Bu, onun Kürt-Türk ikilemiyle başa çıkma ve belki de Ankara'nın güçlerini hedef almasına son verip, Suriye topraklarına yönelik askeri müdahalelerini durdurmaya yönelik siyasi zekasını gösteriyor.

sdrfgty
Ahmed Şara ve Mazlum Abdi, Şam'da ulusal uzlaşı anlaşmasını imzalıyor (AFP/HO/SANA)

Abdi'nin hızlı ve esnek politikası, hükümetin merkezi olan başkent Şam'daki Suriyeliler tarafından olumlu karşılandı. Suriyeliler coşkuyla kutlamalara katılırken, atmosfer birlik ve beraberlik duygusuyla doldu.
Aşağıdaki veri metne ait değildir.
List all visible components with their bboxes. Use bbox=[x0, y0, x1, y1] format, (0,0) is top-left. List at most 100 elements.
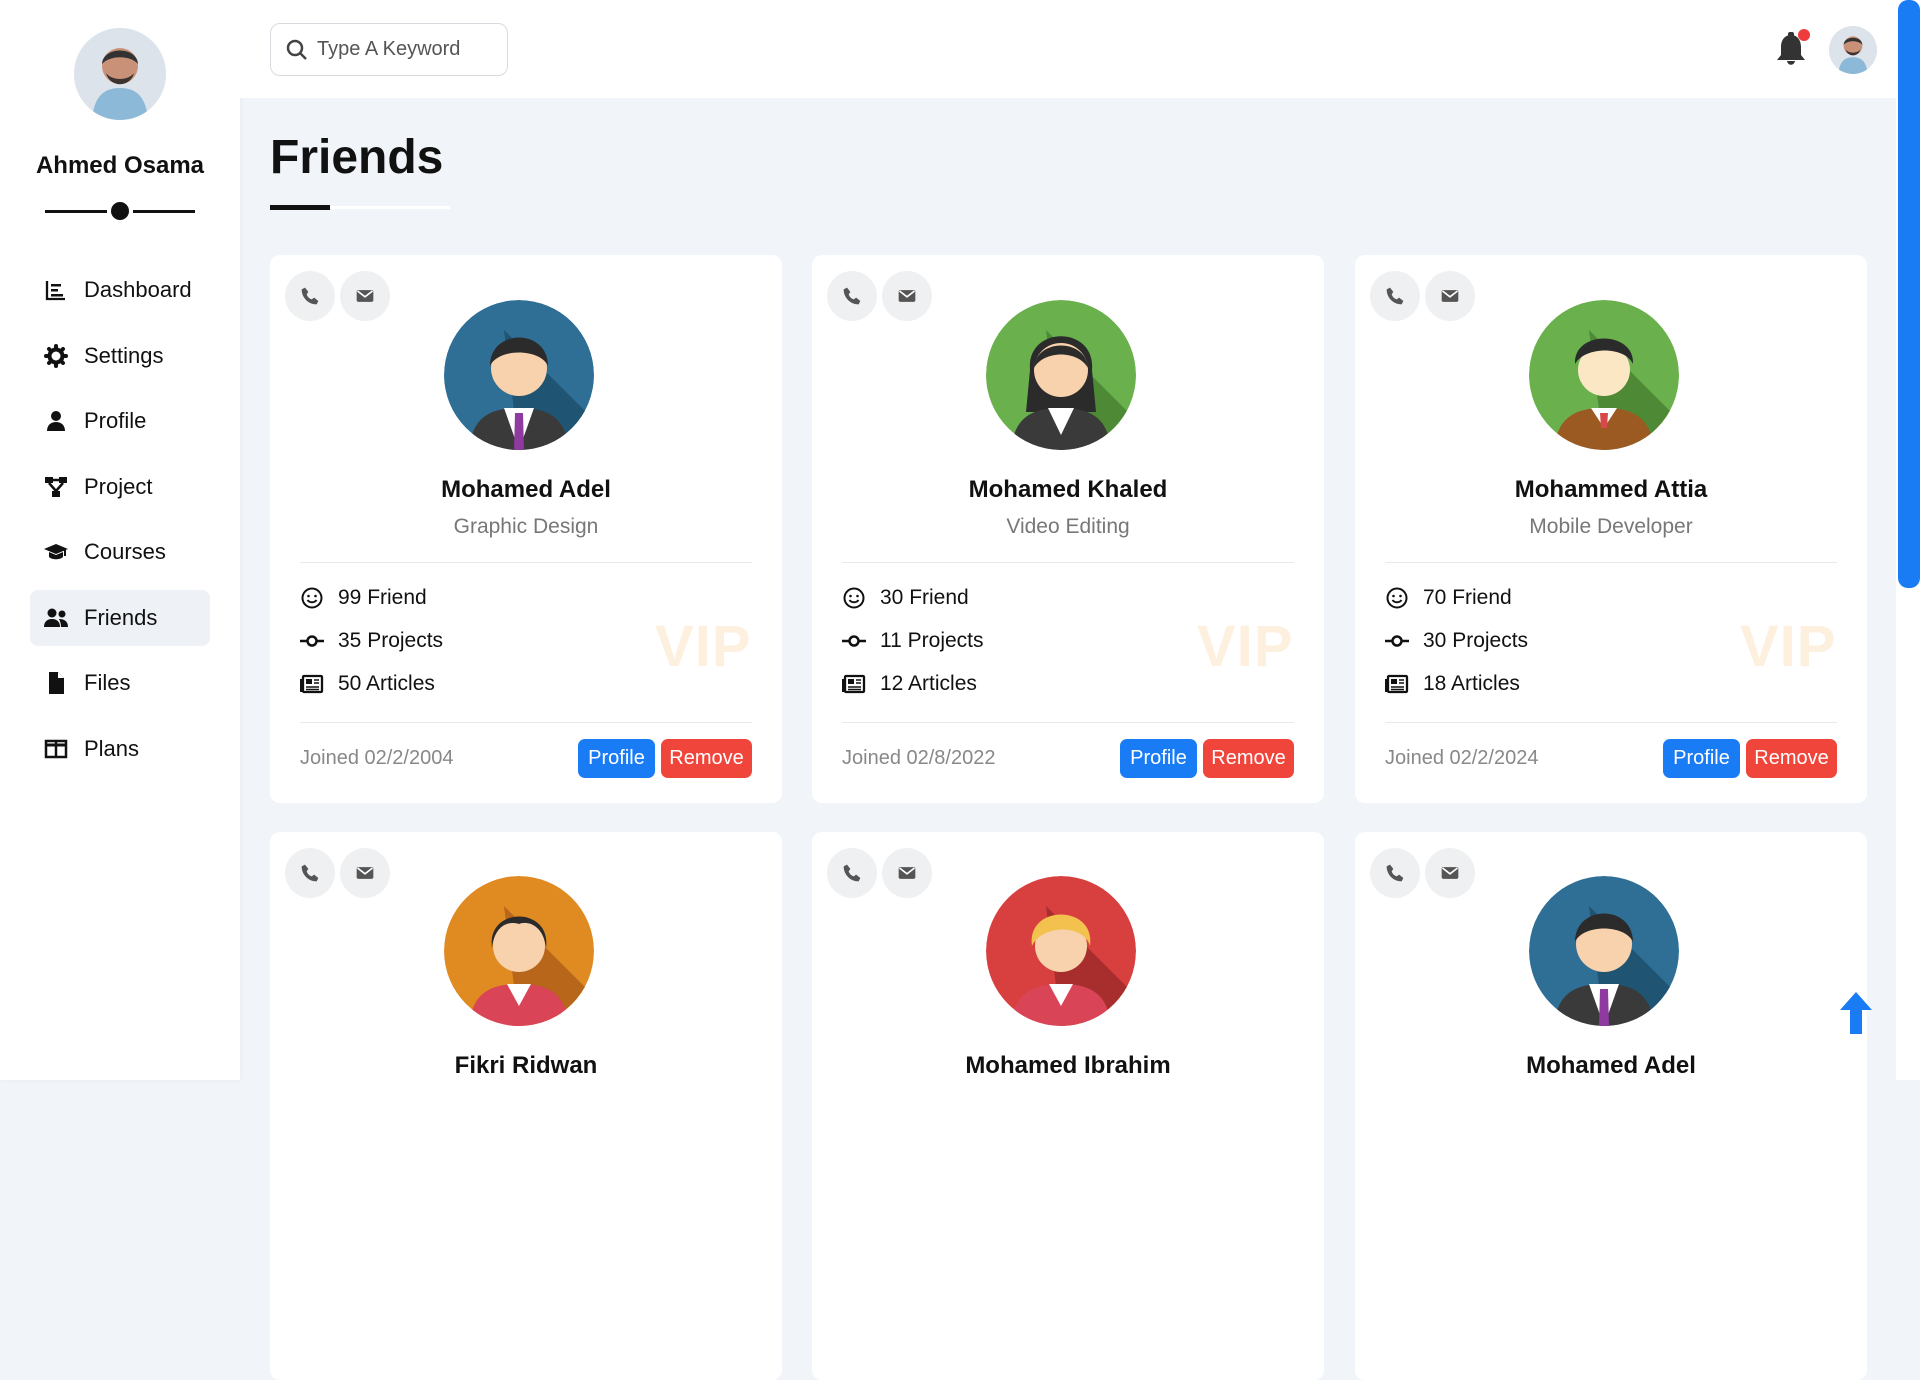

Suriyeliler anlaşmanın güvenin yeniden inşasının önünü açmasını umarken, Abdi de demokratik seçimler yapılması halinde kamuoyunun desteğini almaya çalışıyordu.

Suriye'de istikrarlı bir yönetimin, başta ideolojik bakış açısında köklü bir değişim yaşayan Şara olmak üzere, tüm siyasi tarafların sürdürülebilir uygulamalarına gereksinimi var. Şara çok etnikli bir toplumda aşırılığın ve şiddetin sadece bölünmenin ve savaşların devam etmesine neden olacağını anladı. Özellikle yeni Suriye'nin uluslararası alanda tanınan cumhurbaşkanı olduğu için sahip olduğu siyasi esneklik, bilhassa DEAŞ ve el-Kaide'nin yenilgisinden sonra Suriye'deki çeşitliliği tehdit eden radikal ideolojilerin cazibesini kaybetmesine yardımcı oluyor.

Ancak Şara'nın bu muazzam ideolojik dönüşümünün arkasında bir başka önemli siyasi neden daha var, o da imaj. Mevcut siyasi ortamda uluslararası tanınma ve meşruiyete duyulan ihtiyaç, uluslararası ve bölgesel destek mesajları almaya devam eden Şara'nın sahip olduğu siyasi esnekliğin ardındaki önemli bir itici güçtür. Suriye gibi savaş nedeniyle parçalanan bir ülkenin yeniden inşası, zorlu bir ekonomik ve mali görevdir. Bu görev, uluslararası toplum Şara’nın ekonomik performans sayesinde popülerliğini artırması, siyasallaşmış mezhepçiliğin kökünün kazınması için destek vermeden gerçekleşemez.